Women entrepreneurs trying to raise venture capital often find themselves pitching to rooms full of men. That alone can be intimidating. Trying to sell them on a women’s health product can be especially difficult, as Surbhi Sarna, founder and chief executive of nVision Medical, found out. She’s developing medical devices to improve the diagnosis of infertility and ovarian cancer. The U.C. Berkeley-trained engineer is trying to replace a century-old X-ray procedure that involves pressurizing a patient’s uterus to find blockages in the fallopian tubes that can cause infertility. NVision Medical recently raised $4.5 million from investors, including members of the Astia Angel network, which invests in high-growth, women-led ventures. Sarna told me about the challenges of raising capital. Here are edited excerpts.
People like to invest in what they can readily relate to. On occasion, I could tell, this person’s having a lot of trouble relating to this concept: Why pressurizing the uterus entirely would be incredibly painful for the patient.
With Astia, there was no issue about that. The first time I presented, there were several women in the room who had gone through the procedure I was trying to replace. There was sort of that automatic comfort and understanding with them, which I really appreciated and usually have to work very, very hard to get. Everybody in the room was like, “Oh, God that’s horrible. That really needs replacing.”
Whereas sometimes, an all-male partnership at some VC fund would come back and say, “We’re all really interested, and we all like this concept, and we’re sure you’ll do well. But we can’t find a champion.”
I kind of understand. I don’t really hold it against them. What guy wants to walk into another room full of guys and say the word “vagina” and “fallopian tubes” 15 times while explaining a product?
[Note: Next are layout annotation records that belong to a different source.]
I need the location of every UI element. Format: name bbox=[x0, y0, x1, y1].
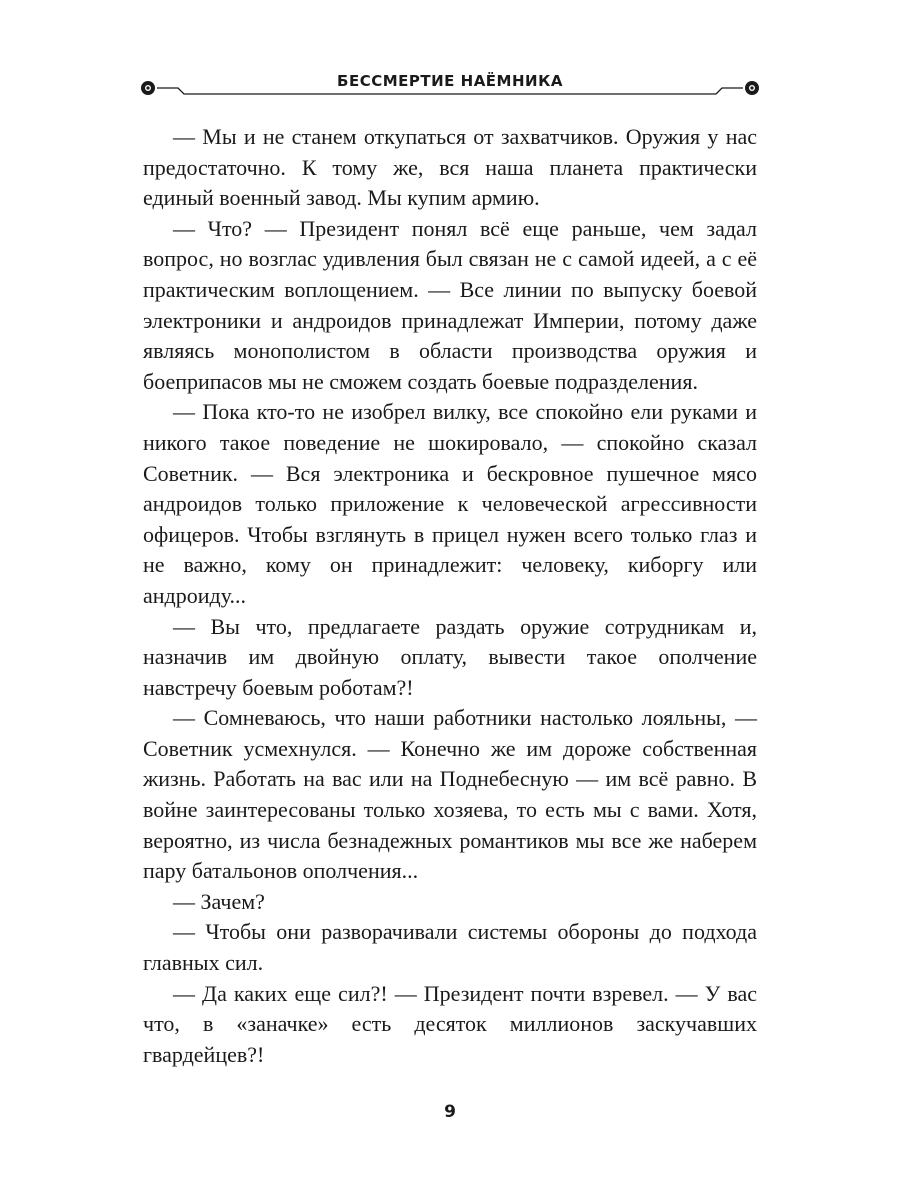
paragraph: — Чтобы они разворачивали системы обороны до подхода главных сил. bbox=[143, 919, 757, 976]
paragraph: — Что? — Президент понял всё еще раньше, чем задал вопрос, но возглас удивления был связан не с самой идеей, а с её практическим воплощением. — Все линии по выпуску боевой электроники и андроидов принадлежат Империи, потому даже являясь монополистом в области производства оружия и боеприпасов мы не сможем создать боевые подразделения. bbox=[143, 215, 757, 394]
page-number: 9 bbox=[444, 1102, 456, 1122]
paragraph: — Зачем? bbox=[173, 888, 265, 914]
paragraph: — Мы и не станем откупаться от захватчиков. Оружия у нас предостаточно. К тому же, вся наша планета практически единый военный завод. Мы купим армию. bbox=[143, 124, 757, 211]
running-title: БЕССМЕРТИЕ НАЁМНИКА bbox=[337, 72, 563, 90]
body-text bbox=[143, 122, 757, 1070]
paragraph: — Пока кто-то не изобрел вилку, все спокойно ели руками и никого такое поведение не шокировало, — спокойно сказал Советник. — Вся электроника и бескровное пушечное мясо андроидов только приложение к человеческой агрессивности офицеров. Чтобы взглянуть в прицел нужен всего только глаз и не важно, кому он принадлежит: человеку, киборгу или андроиду... bbox=[143, 399, 757, 608]
paragraph: — Вы что, предлагаете раздать оружие сотрудникам и, назначив им двойную оплату, вывести такое ополчение навстречу боевым роботам?! bbox=[143, 613, 757, 700]
paragraph: — Да каких еще сил?! — Президент почти взревел. — У вас что, в «заначке» есть десяток миллионов заскучавших гвардейцев?! bbox=[143, 980, 757, 1067]
running-header bbox=[138, 70, 762, 104]
paragraph: — Сомневаюсь, что наши работники настолько лояльны, — Советник усмехнулся. — Конечно же им дороже собственная жизнь. Работать на вас или на Поднебесную — им всё равно. В войне заинтересованы только хозяева, то есть мы с вами. Хотя, вероятно, из числа безнадежных романтиков мы все же наберем пару батальонов ополчения... bbox=[143, 705, 757, 884]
It’s a little bit outside their comfort zone.
When there are women at these VC funds, or they’re investors themselves, it’s just a lot easier. On the other hand, I pitched in front of the Berkeley angel network. You pitch in front of this room of 50 or 70 angels. There were a few women there, mostly men, per usual. We had 20 investors interested. What was really interesting to me is that they were all men.
When I first pitched the company, I would say, “And you place the device through the vagina and through the uterus and then into the fallopian tubes.” I noticed the change in body language. A big part of pitching is reading people’s body language. It was just shift, like a readjustment in the way they were sitting.
So I stopped saying that. I stopped describing how the device is used when I pitched. If they didn’t ask, you can kind of infer. It’s an endoscope. I’m not making any incisions.
I was asked to give a talk at Harvard Business School about starting a company and raising money. One of my slides is about being aware of your audience. That slide starts out being completely blank and then comes up with the word, one word in all caps, taking up the entire screen, which is “vagina.” Because that’s a lesson I’d like to teach other entrepreneurs: Be really aware of what reactions you’re going to get from your audience. I use the word transvaginal. I say, if they ask, “this product requires transvaginal access.”
I learned my lesson, sort of. I was speaking one on one with this venture capitalist, and he asked me, “How did you get interested in this?” I said, “Oh, I had ovarian cysts.” And you know he responded with, “Yeah, on one of my testicles, there’s this cyst.” And then all of a sudden it’s my body language that changed.
That’s when I realized, OK, this has nothing to do necessarily … with blatant sexism or something. It just has to do with comfort level. Maybe if you were a male entrepreneur pitching a testicular device to a room full of women, there might be some sort of odd reaction when you bring up a photo.